In conjunction with the exhibit, the Law School will hold a special day-long symposium From Runnymede to Philadelphia to Cyberspace: The Enduring Legacy of Magna Carta on September 17. The symposium is a global gathering of renowned legal scholars, authors, artists, historians, public officials, librarians, and archivists from around the world who will explore the continuing impact of this seminal document on U.S. law, civil rights and liberties, art, the role of libraries and archives in the Digital Age, and law and order in Cyberspace. BLS Library Director and Associate Professor Janet Sinder will serve as moderator of a morning panel called Secrets of the Archives: Why We Preserve Documents in the Digital Age. Professor Sinder is one of a several BLS faculty members taking part in the event. For the full program of events, click here.

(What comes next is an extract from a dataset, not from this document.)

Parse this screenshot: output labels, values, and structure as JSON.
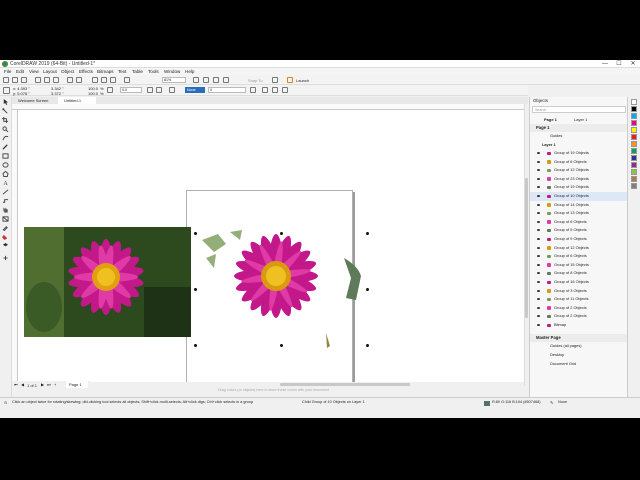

In advance of the exhibit, BLS Library Associate Librarian Linda Holmes has put together a presentation in the book display case on the first floor of the library with items from the library collection. The titles in the display are:

foundation

  • Magna Carta: The Foundation of Freedom 1215-2015 by Nicholas Vincent and others (Call # KD3946 .V56 2015). Contents are: Magna Carta in Context: a general survey from 1215 to the present day; Law Before Magna Carta: the Anglo-Saxon law codes and their successors before 1215; Plantagenet Tyranny and Lawmaking; The Tyranny of King John; Magna Carta: Defeat into Victory; Magna Carta in the Later Middle Ages; Magna Carta against the King; Magna Carta and the American Age of Reason; Magna Carta in the 19th Century; From World War to World Heritage: Magna Carta in the 20th Century; and 21st-Century Magna Carta
  • Magna Carta: Law, Liberty, Legacy edited by Claire Breay and Julian Harrison (Call # KD3946 .M345 2015). Contents are: Kingship and crisis; Runnymede and the granting of Magna Carta; Revival and survival; English liberties; Colonies and revolutions; Radicalism and reform; Empire and after; Magna Carta in the modern age; the text of Magna Carta 1215.

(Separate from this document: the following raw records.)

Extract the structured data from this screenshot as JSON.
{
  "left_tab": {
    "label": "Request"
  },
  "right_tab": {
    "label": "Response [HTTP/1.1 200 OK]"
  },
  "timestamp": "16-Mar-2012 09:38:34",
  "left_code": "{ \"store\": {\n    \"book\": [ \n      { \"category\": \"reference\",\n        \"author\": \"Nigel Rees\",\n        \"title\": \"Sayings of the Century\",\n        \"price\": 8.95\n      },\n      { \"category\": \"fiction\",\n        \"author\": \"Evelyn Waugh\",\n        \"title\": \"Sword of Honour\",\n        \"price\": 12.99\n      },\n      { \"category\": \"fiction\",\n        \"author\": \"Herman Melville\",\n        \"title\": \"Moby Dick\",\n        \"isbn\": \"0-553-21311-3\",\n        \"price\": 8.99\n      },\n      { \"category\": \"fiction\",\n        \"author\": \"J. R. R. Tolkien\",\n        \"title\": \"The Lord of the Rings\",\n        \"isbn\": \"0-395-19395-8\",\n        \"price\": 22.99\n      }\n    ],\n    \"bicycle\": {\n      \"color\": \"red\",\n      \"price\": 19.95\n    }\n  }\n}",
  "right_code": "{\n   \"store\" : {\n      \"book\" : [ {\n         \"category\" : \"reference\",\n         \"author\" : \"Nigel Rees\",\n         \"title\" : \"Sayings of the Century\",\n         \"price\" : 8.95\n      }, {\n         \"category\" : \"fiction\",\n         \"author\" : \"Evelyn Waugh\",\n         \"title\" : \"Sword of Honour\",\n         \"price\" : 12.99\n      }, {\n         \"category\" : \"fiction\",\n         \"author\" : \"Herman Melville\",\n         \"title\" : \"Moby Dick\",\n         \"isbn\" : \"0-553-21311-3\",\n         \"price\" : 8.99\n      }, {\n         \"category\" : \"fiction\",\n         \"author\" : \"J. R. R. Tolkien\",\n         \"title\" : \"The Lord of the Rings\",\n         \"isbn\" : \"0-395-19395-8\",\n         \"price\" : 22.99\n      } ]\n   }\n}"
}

  • Magna Carta and the Rule of Law edited by Daniel Barstow Magraw and others (Call # KD3946 .M33 2014). The book is a comprehensive and insightful new book from the American Bar Association that takes a fresh look at Magna Carta and its impacts on various issues and the rule of law in light of contemporary legal concerns. It includes an examination of the following aspects of Magna Carta; historical background, importance to constitutionalism and the rule of law, impact on the United States Constitution, executive power, role as a foundation for women’s rights and individual rights (such as habeas corpus), relevance to international law, and much more.
  • Magna Carta Uncovered by Anthony Arlidge and Igor Judge (Call # KD3946 .A75 2014). The authors (Aldridge, a Queen’s Counsel for more than 30 years who in 1990 argued a case on the meaning of clause 40 of Magna Carta, and Judge, a retired Lord Chief Justice of England and Wales) of this 238 page history provide a detailed explanation of the Magna Carta and its place in English (and subsequently American) law.